I am thinking that a simpler system might be to always minimize purchases from any company that cannot be vetted. A few things need to be international, but not many. I want my books and my information to reflect a broad swath of the world. I want my news to have perspective. But I'm starting to think that I serve my fellows better if I purchase locally made clothing with union tags and locally grown food insofar as it's possible.
"fun at all costs-is the antithesis of what a college experience should provide students, namely a sense of social responsibility."
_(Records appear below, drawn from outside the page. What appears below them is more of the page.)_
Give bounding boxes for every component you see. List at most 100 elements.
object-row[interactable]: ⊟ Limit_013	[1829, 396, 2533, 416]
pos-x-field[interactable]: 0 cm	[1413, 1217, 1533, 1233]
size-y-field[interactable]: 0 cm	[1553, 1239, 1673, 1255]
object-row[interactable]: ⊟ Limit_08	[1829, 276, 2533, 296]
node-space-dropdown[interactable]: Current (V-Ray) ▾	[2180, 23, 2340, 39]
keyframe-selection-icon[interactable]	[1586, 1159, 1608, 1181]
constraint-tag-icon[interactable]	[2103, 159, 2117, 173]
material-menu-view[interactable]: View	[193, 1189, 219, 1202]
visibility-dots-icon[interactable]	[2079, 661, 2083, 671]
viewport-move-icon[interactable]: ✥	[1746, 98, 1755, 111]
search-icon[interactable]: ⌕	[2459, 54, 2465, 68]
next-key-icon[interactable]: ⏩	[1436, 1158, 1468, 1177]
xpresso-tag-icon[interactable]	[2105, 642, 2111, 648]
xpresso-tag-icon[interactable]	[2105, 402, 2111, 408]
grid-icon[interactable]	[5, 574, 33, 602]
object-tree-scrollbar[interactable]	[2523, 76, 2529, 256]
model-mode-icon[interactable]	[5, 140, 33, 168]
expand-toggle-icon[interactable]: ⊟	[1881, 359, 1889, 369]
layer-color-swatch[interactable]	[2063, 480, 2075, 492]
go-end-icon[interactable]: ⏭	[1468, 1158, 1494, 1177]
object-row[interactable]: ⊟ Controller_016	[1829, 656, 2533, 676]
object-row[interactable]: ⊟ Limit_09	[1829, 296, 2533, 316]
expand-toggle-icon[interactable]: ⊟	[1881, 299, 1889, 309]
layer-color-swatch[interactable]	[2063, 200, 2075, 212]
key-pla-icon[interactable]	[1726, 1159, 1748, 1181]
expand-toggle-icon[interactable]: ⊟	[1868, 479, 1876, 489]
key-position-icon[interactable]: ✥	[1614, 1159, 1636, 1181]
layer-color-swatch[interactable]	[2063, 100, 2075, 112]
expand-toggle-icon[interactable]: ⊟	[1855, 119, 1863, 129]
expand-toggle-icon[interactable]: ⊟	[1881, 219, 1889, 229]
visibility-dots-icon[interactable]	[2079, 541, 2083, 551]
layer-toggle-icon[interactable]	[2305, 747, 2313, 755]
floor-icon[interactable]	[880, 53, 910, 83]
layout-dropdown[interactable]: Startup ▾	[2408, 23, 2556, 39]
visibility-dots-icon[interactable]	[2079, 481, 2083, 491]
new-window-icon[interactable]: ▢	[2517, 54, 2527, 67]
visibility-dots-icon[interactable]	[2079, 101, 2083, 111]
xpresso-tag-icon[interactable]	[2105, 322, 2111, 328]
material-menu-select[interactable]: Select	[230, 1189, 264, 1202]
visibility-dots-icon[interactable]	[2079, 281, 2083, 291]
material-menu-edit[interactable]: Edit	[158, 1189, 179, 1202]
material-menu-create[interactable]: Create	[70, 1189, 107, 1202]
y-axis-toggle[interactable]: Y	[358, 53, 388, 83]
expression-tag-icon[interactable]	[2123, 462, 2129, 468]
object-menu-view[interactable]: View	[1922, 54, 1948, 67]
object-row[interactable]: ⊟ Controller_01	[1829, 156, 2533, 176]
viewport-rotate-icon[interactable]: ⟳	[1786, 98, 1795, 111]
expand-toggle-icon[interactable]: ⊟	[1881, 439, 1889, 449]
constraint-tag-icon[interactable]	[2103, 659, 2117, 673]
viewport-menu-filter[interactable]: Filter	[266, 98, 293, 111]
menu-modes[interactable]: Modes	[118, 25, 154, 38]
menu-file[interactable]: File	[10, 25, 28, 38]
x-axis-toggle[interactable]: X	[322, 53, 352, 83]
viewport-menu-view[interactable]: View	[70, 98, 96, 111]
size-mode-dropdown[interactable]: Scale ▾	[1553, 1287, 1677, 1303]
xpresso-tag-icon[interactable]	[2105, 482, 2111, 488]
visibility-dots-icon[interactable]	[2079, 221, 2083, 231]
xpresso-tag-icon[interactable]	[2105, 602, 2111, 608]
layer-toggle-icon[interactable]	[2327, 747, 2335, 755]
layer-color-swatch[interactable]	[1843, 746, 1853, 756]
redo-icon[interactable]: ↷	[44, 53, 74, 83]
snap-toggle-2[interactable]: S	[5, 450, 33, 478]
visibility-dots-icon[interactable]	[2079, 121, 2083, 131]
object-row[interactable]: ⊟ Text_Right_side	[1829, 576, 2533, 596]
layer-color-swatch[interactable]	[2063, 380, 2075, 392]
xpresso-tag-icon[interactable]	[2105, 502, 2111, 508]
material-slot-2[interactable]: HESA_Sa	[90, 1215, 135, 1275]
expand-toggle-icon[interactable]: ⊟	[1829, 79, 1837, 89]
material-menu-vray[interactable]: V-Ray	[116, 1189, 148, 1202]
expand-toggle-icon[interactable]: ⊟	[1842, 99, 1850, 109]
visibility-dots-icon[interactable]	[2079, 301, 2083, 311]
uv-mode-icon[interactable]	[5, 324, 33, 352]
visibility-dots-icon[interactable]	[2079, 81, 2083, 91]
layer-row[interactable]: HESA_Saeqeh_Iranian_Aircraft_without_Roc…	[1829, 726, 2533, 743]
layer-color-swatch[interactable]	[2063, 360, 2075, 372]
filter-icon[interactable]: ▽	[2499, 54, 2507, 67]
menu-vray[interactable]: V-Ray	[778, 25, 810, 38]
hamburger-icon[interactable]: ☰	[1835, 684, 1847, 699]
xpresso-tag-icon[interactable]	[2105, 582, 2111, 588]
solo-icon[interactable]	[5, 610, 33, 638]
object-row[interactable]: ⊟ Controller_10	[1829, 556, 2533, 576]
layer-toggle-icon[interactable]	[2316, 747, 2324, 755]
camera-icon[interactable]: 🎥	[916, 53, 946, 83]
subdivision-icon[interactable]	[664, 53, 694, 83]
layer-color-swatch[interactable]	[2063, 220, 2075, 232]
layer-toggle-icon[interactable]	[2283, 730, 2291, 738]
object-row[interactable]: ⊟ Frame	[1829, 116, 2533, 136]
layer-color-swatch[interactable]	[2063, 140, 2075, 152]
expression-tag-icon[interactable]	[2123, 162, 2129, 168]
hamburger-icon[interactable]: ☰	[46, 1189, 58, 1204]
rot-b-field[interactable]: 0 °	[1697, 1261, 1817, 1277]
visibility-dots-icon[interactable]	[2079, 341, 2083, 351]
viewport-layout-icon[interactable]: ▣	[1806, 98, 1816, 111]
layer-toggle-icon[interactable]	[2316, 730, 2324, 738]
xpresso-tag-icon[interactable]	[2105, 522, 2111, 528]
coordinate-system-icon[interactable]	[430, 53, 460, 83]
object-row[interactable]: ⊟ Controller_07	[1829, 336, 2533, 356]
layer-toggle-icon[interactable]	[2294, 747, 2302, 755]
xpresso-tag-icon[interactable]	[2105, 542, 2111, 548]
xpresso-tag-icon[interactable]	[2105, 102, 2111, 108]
Having fun and socializing provides college students with a sense of social responsibility, but yeah, computers and IPods can interfere with socializing.
well written and said - point taken
let's just add for the record the fact that we dump our toxic byproducts (cathode rays, lead components etc) into the third world where the multitude of toxins are allowed to seep into local water tables continuing the whole toxic cycle
i have a laptop, pc and ipod - so i am as guilty as anyone - i will not get a cellphone for these reasons
apple is as psychotic a corporation as any - or as all. i have been posting on topics (withj a lot of resistance) where people are claiming that there are "good" corporations out there doing good things and it makes me realize how low awareness is among the public
sad situtation indeed
Novelist John leCarre's book "The Mission Song: A Novel" treats this topic well. And here I thought it was fiction and that tantalum, coltan and cassiterite were made-up mineral names. Guess I should have known better. Mr. leCarre is my favorite author and a master at his art.
I had no idea. Thanks so much for this article. And in a broader sense, it points out yet another reason capitalism is wrong.